As non sequiturs go, Dana Milbank's selective outrage in his June 19 editorial, "Debasing the Presidency" may go down as one of the great howlers in journalism history.
Published in my paper on Friday, the St. Louis Post-Dispatch gave it the title, "Tucker Carlson and the Montana outhouse." In it, Milbank cries foul over the awful partisanship taking place in politics today and makes a silly, unconvincing attempt to link a scatological prank in Montana to Daily Caller editor and cable news personality Tucker Carlson. He writes:
"What does conservative pundit Tucker Carlson have to do with an outhouse in Montana?"More than you might think..."Outside the Montana GOP convention in Missoula stood an outhouse labeled 'Barack Obama Presidential Library' . . ."
And so on. Milbank continues with Mitt Romney's refusal to condemn Donald Trump over another "birther" remark and how the Daily Caller's Neil Munro interrupted President Obama at a recent news conference to ask why he was favoring "foreigners over American workers," a clear swipe at Obama's immigration directive.
Milbank's objective in such a column seems to be to juxtapose an obvious prank, one unaffiliated with the Montana GOP, to Carlson's reporter shouting at the president as if one event caused another. It is not only sloppy editorializing, but it is feigned outrage.
Disagreeable attitudes directed at an incumbent from the opposition party is nothing new and Milbank is either naive or disingenuous to insinuate that it is an innovation derived from today's political culture. Perhaps he has never heard of Thomas Jefferson, whose scribe James Callender likened the sitting president John Adams to a hermaphrodite. It's no outhouse in Montana, but negative politics is slightly older than the Internet Age.
Milbank, although not alone in this matter, by hiding behind phrases like "affront to the office" is essentially arguing in favor of a special status to which the president is entitled by virtue of his office. Inside voices, please!
As a partisan, he may also be reacting negatively to the fact that some people in the other party might not like the Democratic president. Was Milbank similarly offended by songs during the Bush administration celebrating the hypothetical death of Dubya?

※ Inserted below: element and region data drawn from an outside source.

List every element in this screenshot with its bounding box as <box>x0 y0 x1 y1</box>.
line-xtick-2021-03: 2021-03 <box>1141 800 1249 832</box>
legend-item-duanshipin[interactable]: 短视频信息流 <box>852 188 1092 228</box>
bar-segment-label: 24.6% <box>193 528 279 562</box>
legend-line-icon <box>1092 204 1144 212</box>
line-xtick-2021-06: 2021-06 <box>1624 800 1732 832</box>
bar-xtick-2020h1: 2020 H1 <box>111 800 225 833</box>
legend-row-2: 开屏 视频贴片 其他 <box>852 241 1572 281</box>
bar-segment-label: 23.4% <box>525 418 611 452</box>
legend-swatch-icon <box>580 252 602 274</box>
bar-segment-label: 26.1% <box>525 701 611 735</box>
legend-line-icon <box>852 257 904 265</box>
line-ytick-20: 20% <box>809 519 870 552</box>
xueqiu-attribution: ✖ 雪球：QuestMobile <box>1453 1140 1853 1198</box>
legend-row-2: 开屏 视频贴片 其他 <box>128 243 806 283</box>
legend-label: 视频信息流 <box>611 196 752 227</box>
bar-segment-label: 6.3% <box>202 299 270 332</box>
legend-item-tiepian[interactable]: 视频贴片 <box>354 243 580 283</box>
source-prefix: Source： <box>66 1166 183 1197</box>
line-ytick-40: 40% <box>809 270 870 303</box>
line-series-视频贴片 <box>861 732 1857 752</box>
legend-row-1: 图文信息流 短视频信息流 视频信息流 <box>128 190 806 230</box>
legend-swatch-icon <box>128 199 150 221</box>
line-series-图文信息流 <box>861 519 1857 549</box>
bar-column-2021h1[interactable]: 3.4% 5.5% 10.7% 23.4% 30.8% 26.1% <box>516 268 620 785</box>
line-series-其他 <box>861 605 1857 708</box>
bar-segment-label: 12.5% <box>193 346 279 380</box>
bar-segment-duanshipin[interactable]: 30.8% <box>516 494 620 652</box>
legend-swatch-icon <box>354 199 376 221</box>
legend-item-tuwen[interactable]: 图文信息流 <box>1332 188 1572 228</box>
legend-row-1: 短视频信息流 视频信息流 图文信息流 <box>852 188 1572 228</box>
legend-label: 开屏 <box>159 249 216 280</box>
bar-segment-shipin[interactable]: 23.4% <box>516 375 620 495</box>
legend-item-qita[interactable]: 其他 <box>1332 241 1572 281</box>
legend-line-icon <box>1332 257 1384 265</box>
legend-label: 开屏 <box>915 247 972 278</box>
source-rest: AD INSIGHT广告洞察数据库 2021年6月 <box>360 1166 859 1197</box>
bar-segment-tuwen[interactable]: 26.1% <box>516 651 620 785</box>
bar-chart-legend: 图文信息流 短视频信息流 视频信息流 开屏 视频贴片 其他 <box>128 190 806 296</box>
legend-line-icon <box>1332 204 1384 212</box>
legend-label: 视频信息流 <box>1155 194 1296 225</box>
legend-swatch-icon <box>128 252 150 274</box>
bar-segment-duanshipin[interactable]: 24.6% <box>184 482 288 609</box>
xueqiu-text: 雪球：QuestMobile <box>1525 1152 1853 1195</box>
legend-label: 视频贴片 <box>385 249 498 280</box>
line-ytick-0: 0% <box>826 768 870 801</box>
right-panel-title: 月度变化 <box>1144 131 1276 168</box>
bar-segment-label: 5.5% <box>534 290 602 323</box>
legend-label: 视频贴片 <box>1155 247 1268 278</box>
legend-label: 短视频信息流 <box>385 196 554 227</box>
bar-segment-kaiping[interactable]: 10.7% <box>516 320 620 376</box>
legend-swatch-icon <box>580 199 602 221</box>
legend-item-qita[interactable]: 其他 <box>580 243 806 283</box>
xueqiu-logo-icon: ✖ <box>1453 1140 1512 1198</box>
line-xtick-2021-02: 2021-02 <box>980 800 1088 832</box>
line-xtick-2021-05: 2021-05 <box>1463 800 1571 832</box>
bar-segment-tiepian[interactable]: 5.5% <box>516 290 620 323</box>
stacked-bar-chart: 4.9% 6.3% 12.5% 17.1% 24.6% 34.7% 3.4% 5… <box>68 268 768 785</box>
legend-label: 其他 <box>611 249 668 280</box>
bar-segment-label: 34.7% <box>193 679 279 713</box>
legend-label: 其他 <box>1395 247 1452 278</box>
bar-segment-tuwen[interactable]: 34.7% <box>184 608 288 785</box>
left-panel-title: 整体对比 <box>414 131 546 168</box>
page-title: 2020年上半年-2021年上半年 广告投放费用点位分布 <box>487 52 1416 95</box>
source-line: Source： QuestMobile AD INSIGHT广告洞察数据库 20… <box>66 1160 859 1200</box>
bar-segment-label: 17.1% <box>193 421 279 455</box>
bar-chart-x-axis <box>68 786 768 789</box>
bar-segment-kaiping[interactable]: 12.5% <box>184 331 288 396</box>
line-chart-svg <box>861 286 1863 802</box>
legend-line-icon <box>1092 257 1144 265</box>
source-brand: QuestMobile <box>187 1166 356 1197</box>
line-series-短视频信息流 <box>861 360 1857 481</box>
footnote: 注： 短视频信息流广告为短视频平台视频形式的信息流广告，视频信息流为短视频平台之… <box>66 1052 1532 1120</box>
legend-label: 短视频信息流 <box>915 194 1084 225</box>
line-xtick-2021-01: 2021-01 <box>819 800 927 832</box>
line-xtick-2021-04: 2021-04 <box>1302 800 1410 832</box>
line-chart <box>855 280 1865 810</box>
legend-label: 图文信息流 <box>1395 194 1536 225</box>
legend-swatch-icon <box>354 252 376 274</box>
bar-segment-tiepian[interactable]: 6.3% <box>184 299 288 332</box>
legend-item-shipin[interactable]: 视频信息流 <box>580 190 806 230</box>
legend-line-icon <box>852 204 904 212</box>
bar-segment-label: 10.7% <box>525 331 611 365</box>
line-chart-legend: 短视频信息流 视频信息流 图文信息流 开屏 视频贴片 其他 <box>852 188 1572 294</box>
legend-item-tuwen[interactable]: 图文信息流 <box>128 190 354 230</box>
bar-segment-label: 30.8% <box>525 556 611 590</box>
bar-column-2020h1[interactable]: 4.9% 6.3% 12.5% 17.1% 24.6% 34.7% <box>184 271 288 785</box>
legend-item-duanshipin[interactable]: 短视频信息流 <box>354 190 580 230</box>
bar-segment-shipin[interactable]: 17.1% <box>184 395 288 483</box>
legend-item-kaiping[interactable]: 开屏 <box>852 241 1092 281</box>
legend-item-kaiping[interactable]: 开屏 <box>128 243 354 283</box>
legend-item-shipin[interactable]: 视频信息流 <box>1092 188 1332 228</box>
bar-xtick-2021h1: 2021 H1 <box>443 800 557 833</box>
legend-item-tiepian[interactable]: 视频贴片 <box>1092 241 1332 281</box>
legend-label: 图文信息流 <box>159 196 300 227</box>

This is only part of what's wrong with modern American politics. Naturally, we should all welcome a more sedate and mature political environment. It's just that Milbank's complaint is one of convenience. What he says in this column is no different from what hordes of Republican stenographers at Fox News and on talk radio did for eight years under Bush. Hiding behind phrases like "presidential" and "dignity of the office" is a commonplace way for media types to justify why their favored candidate or officeholder should be beyond reproach.
Consider: Was there something "presidential" about the way Obama seemingly spiked the bin Laden football a year after the raid and in the middle of a campaign year? Was it "presidential" for George W. Bush to joke about the missing WMD's at the White House Correspondents' Dinner? Of course not, but that usually doesn't matter to each side's partisans. One man's braggadocio is another man's statesmanship.
Lacking a monarchy or literal aristocracy, Americans have imputed the presidency with an aura in its place. But a fallible human being, any president would succumb to the excesses that come with power. As the example of Jefferson proves, even the founding generation was liable to take discourse a little far off the edge.
But for a man like Milbank he may want to strip a little of the veneer from the presidency and consider whether the people in his place, the media, have substituted the dignity of the office for responsible journalism.